La dégustation était précédée d'une conférence de M. Robert LEAUTE, Oenologue et Maître de Chai Expert au LEC (Cognac) , qui après avoir présenté un bref historique de la distillation a détaillé les principes fondamentaux de la distillation charentaise avant de commenter la dégustation des eaux-de-vie.
La région de Cognac compte la plus grande concentration au monde d'alambics : on dénombrerait pas moins de 4 000 alambics dans un rayon de 20km autour de Cognac.La qualité du cognac dépend de la qualité du vin de distillation, des caractéristiques de l'alambic charentais et de la méthode de distillation utilisée.
Le cognac est certainement le spiritueux le plus difficile à élaborer : qui maîtrise l'élaboration du cognac saura sans difficulté élaborer tout autre spiritueux que ce soit du whisky ou du rhum.
En ce qui concerne la dégustation, nul besoin d'un don particulier pour déceler les particularités d'une eau-de-vie. En effet, il est essentiel de pouvoir détecter ce que tout le monde peut déceler dans le produit.

La dégustation de l'eau-de-vie se fait au nez, le verre à la verticale, sans tourner le verre. Avez-vous identifié cet arôme de poire, de banane, de bonbon anglais caractéristique de l'acétate d'isoamyle, ou encore cet arôme d'ananas provenant du caproate d'éthyle ?

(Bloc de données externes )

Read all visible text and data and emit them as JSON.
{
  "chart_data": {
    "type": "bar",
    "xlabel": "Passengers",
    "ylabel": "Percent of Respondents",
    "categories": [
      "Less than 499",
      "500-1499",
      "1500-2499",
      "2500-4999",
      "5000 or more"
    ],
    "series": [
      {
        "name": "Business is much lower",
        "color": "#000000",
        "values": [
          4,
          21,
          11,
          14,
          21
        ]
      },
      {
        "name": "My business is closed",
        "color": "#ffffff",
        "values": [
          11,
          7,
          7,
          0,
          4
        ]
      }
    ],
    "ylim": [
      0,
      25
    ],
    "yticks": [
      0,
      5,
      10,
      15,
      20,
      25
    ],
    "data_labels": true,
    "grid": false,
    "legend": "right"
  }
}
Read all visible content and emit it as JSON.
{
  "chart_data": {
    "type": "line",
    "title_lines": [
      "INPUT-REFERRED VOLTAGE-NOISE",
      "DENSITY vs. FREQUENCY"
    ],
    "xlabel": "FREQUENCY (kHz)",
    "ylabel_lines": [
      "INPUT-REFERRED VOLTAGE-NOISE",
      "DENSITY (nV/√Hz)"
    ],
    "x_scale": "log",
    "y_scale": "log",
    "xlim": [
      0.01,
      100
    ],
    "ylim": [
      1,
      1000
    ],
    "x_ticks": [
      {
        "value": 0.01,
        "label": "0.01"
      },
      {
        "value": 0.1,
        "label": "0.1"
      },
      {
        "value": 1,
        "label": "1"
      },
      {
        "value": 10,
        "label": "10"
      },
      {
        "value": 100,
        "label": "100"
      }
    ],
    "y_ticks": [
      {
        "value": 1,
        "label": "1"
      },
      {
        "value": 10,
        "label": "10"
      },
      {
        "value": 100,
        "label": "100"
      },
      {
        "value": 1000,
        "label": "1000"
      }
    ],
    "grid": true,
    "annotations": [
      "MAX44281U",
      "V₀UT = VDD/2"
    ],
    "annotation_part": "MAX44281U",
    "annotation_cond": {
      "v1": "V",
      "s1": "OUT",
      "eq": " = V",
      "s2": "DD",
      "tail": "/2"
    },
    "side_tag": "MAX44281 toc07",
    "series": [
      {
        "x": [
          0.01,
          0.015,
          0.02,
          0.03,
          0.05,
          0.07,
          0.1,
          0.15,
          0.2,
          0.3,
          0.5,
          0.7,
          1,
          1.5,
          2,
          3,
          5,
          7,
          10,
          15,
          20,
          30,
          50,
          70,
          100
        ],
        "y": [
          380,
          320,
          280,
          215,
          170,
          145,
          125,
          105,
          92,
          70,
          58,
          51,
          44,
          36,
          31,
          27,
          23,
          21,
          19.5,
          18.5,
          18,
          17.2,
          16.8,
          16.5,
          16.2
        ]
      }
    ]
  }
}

Nous sommes ici très proche du monde des parfums. Rien d'étonnant à cela. En effet, une eau-de-vie de Cognac, juste après la distillation en alambic titre environ 70% Vol. et se compose de 70% d'alcool éthylique (ou éthanol) de près de 30 % d'eau et surtout de 6 à 8 grammes par litre de substances volatiles. C'est là une composition très voisine de celle d'un parfum.
M. Michel Boutant, Président du Conseil général de la Charente s'initie à la dégustation des eaux-de-vie.